Speaking at the 13th Kustendorf Film & Music Festival, To Live to Sing director Johnny Ma delivered some unusually candid advice on how to get independent film funding. One suggestion: Hang out in the Hamptons.
He doesn’t literally mean you have to go to the wealthy enclave. But he does recommend you follow the money. The Chinese-Canadian spoke on the second day of the Serbian film festival, and MovieMaker was there. He noted that “there is no public funding” for films in China.
“When I’m starting to tell a story to a producer, they’ll stop me in the middle and say, ‘Is this an arthouse film or a commercial film?’ That’s a really strange question to get, but you don’t really know how dangerous that question is until you realize what they’re trying to say is, ‘Is this worth my time? Am I going to make my money on this? Or am I doing this for my ego?'”
He adds a joke that he remembers sharing with a colleague about the ways you get Chinese funding.

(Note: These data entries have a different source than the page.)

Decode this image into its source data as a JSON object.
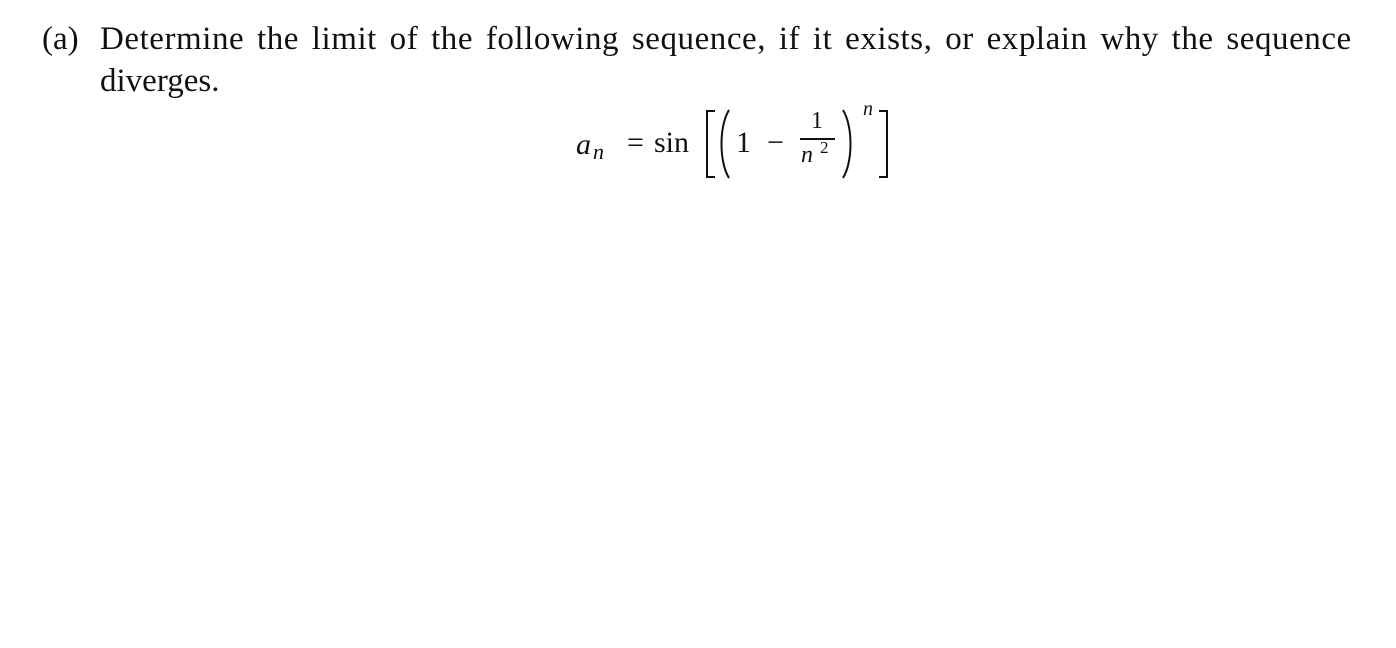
{
  "problem": {
    "label": "(a)",
    "text_line1": "Determine the limit of the following sequence, if it exists, or explain why the sequence",
    "text_line2": "diverges.",
    "formula": {
      "lhs_symbol": "a",
      "lhs_subscript": "n",
      "equals": "=",
      "function": "sin",
      "inner_constant": "1",
      "operator": "−",
      "fraction_numerator": "1",
      "fraction_denominator_base": "n",
      "fraction_denominator_exponent": "2",
      "outer_exponent": "n"
    }
  }
}
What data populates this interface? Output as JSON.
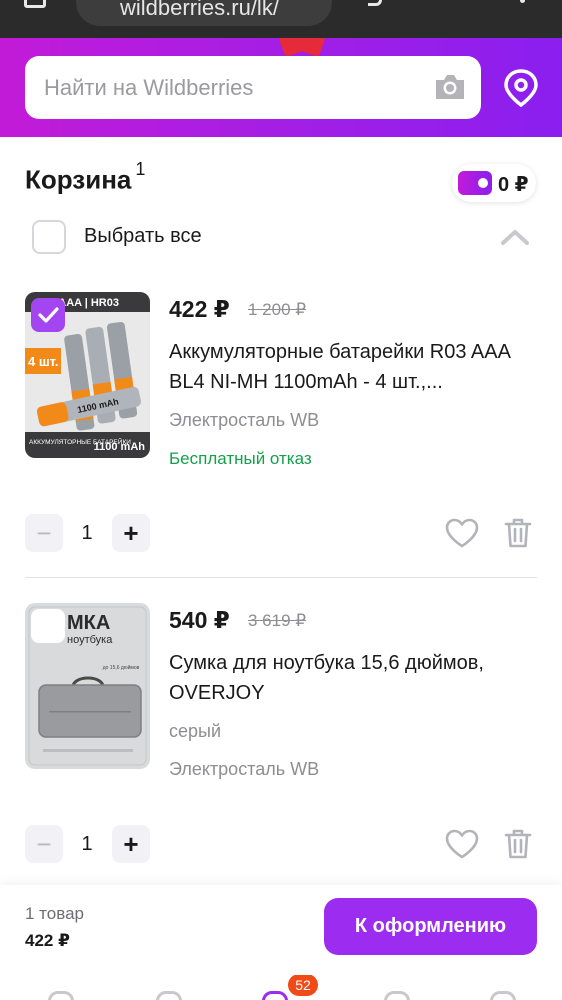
{
  "browser": {
    "url": "wildberries.ru/lk/"
  },
  "search": {
    "placeholder": "Найти на Wildberries",
    "camera_icon": "camera-icon",
    "location_icon": "map-pin-icon"
  },
  "cart": {
    "title": "Корзина",
    "count": "1",
    "wallet_balance": "0 ₽",
    "select_all_label": "Выбрать все",
    "select_all_checked": false
  },
  "items": [
    {
      "price": "422 ₽",
      "old_price": "1 200 ₽",
      "title": "Аккумуляторные батарейки R03 AAA BL4 NI-MH 1100mAh - 4 шт.,...",
      "meta": "Электросталь WB",
      "refund": "Бесплатный отказ",
      "quantity": "1",
      "checked": true,
      "image_text": {
        "top": "AAA | HR03",
        "badge": "4 шт.",
        "cell": "1100 mAh",
        "bottom_left": "АККУМУЛЯТОРНЫЕ БАТАРЕЙКИ",
        "bottom_right": "1100 mAh"
      }
    },
    {
      "price": "540 ₽",
      "old_price": "3 619 ₽",
      "title": "Сумка для ноутбука 15,6 дюймов, OVERJOY",
      "meta": "серый",
      "meta2": "Электросталь WB",
      "quantity": "1",
      "checked": false,
      "image_text": {
        "headline": "МКА",
        "sub": "ноутбука",
        "note": "до 15,6 дюймов"
      }
    }
  ],
  "order": {
    "count_label": "1 товар",
    "total": "422 ₽",
    "checkout_label": "К оформлению"
  },
  "nav": {
    "badge": "52"
  },
  "colors": {
    "brand": "#a11fe6",
    "checkout": "#9b2cf0",
    "checkbox_on": "#a445f2",
    "refund_green": "#14a04a",
    "badge": "#f04a16"
  }
}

“There’s really only five reasons why anybody would give you money for a movie. One is: They want to make a lot of money. So if that’s the case, then they want a big actress, and they want a genre film or something. Number two: They want to want to sleep with the actors. And that’s a weird thing but it happens over there. Number three is money laundering. That’s kind of crazy. I thought, ‘Would I take money from people who are into money laundering?’ And I thought, ‘I would, because I need to make this movie.’ But then I had been told that if I did that, the FBI would be on my ass for the rest of my life, so that’s not good. Only after that do you have ‘prestige.’ And that was the only thing I felt like I could bank on.”

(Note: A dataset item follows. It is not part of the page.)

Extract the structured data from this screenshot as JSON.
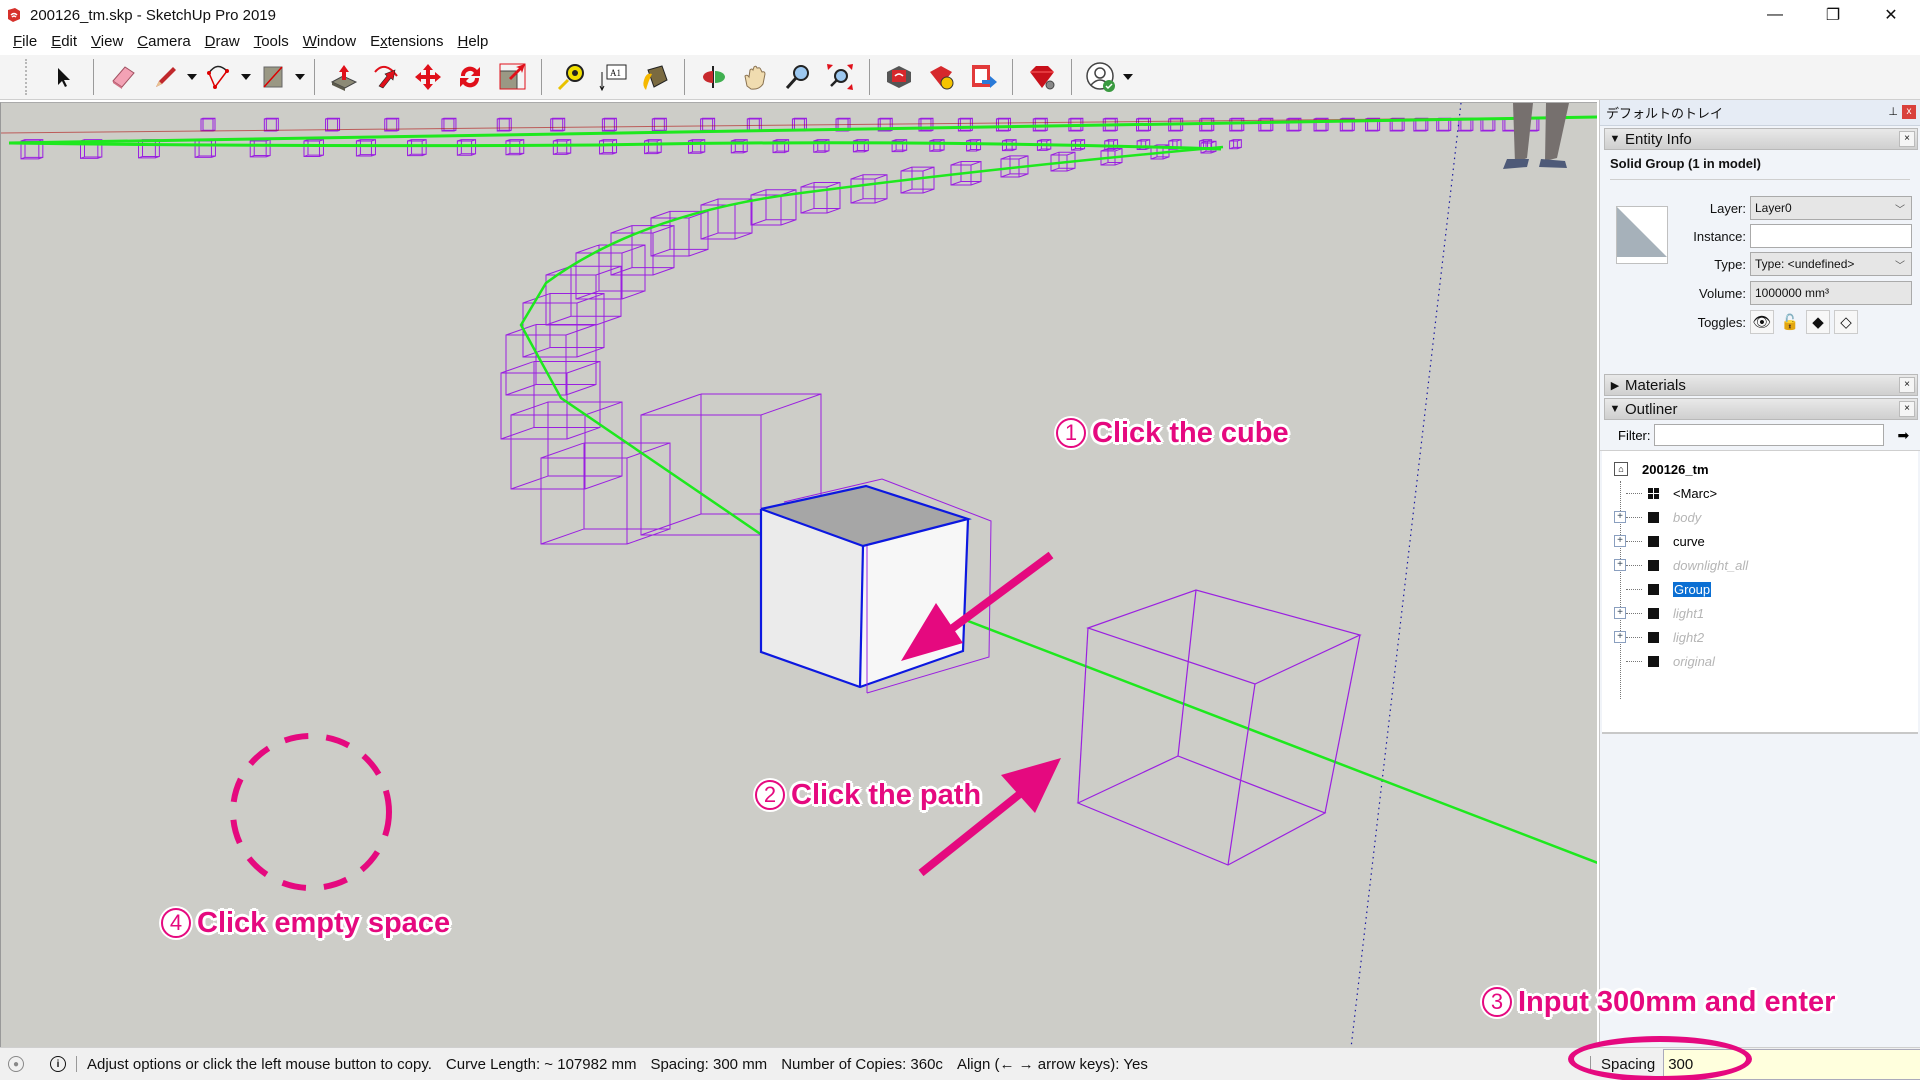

‘Knock on every single door’
Johnny Ma said one of his main funding sources was through “people who run education kindergartens. So what kind of model can you follow? Nothing. You just knock on every single door.”
He suggested that the beach in the Hamptons is a “good place to get your movies financed.” Anyone who runs a “hospital” or a “plastic surgery” practice is a potential funder, he said.

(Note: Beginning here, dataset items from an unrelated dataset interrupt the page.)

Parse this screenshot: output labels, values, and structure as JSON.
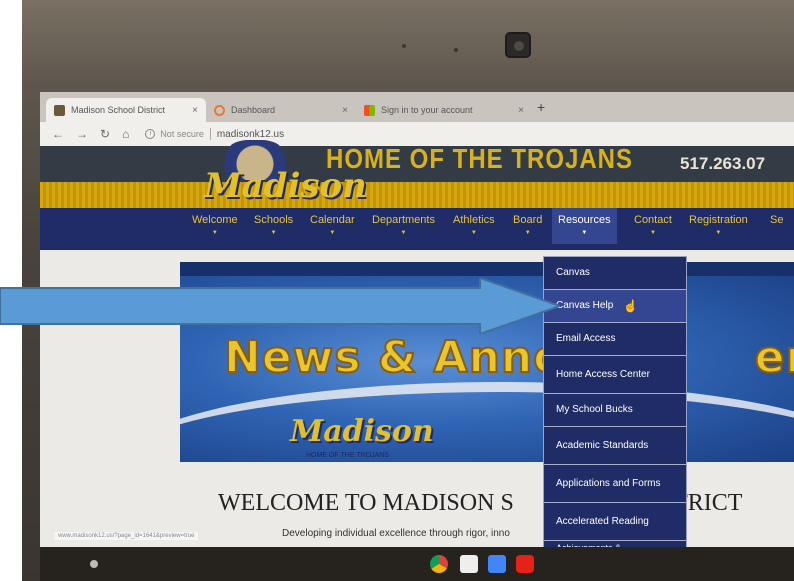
{
  "browser": {
    "tabs": [
      {
        "label": "Madison School District",
        "active": true
      },
      {
        "label": "Dashboard",
        "active": false
      },
      {
        "label": "Sign in to your account",
        "active": false
      }
    ],
    "new_tab": "+",
    "security": "Not secure",
    "url": "madisonk12.us"
  },
  "site": {
    "banner_title": "HOME OF THE TROJANS",
    "phone": "517.263.07",
    "logo": "Madison",
    "nav": [
      "Welcome",
      "Schools",
      "Calendar",
      "Departments",
      "Athletics",
      "Board",
      "Resources",
      "Contact",
      "Registration",
      "Se"
    ],
    "active_nav": "Resources"
  },
  "dropdown": {
    "items": [
      "Canvas",
      "Canvas Help",
      "Email Access",
      "Home Access Center",
      "My School Bucks",
      "Academic Standards",
      "Applications and Forms",
      "Accelerated Reading",
      "Achievements &"
    ],
    "hovered": "Canvas Help"
  },
  "hero": {
    "title": "News & Annou",
    "title_right": "ents",
    "logo": "Madison",
    "tagline": "HOME OF THE TROJANS"
  },
  "page": {
    "welcome_left": "WELCOME TO MADISON S",
    "welcome_right": "ISTRICT",
    "tagline_left": "Developing individual excellence through rigor, inno",
    "tagline_right": "ention",
    "status_url": "www.madisonk12.us/?page_id=1641&preview=true"
  },
  "colors": {
    "navy": "#1f2c66",
    "gold": "#e7c43b",
    "arrow": "#5b9bd5"
  }
}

To Live to Sing, about a struggling Sichuan Opera troupe, screened at the Cannes Film Festival and won best film at the 2019 Shanghai International Film Festival.
When Ma was trying to get his feature into Cannes, a French co-producer told him something instructive, he said: “‘It’s not about how good your movie is—that doesn’t matter. Now it’s about how I [as co-producer] get this film in front of people. It’s about what mood they’re in when they watch it, how they look at me.”
Ma’s team rented a theater so that the right people could see his film in a proper setting, and Ma credits this “old way of thinking” with getting To Live to Sing programmed at Cannes.
The To Live to Sing director was also direct about rejection letters from festivals.
“You wonder ‘Who are these people in power, and why don’t they like my movie—why don’t they like me?'”
He said that when your film gets into festivals and you meet programmers, “you start to see them as human beings. You start to not worry about that stuff anymore, and you realize you’re taking back the power.”
The Küstendorf Film & Music Festival runs through Saturday in Drvengrad, Serbia. Image courtesy of Kustendorf.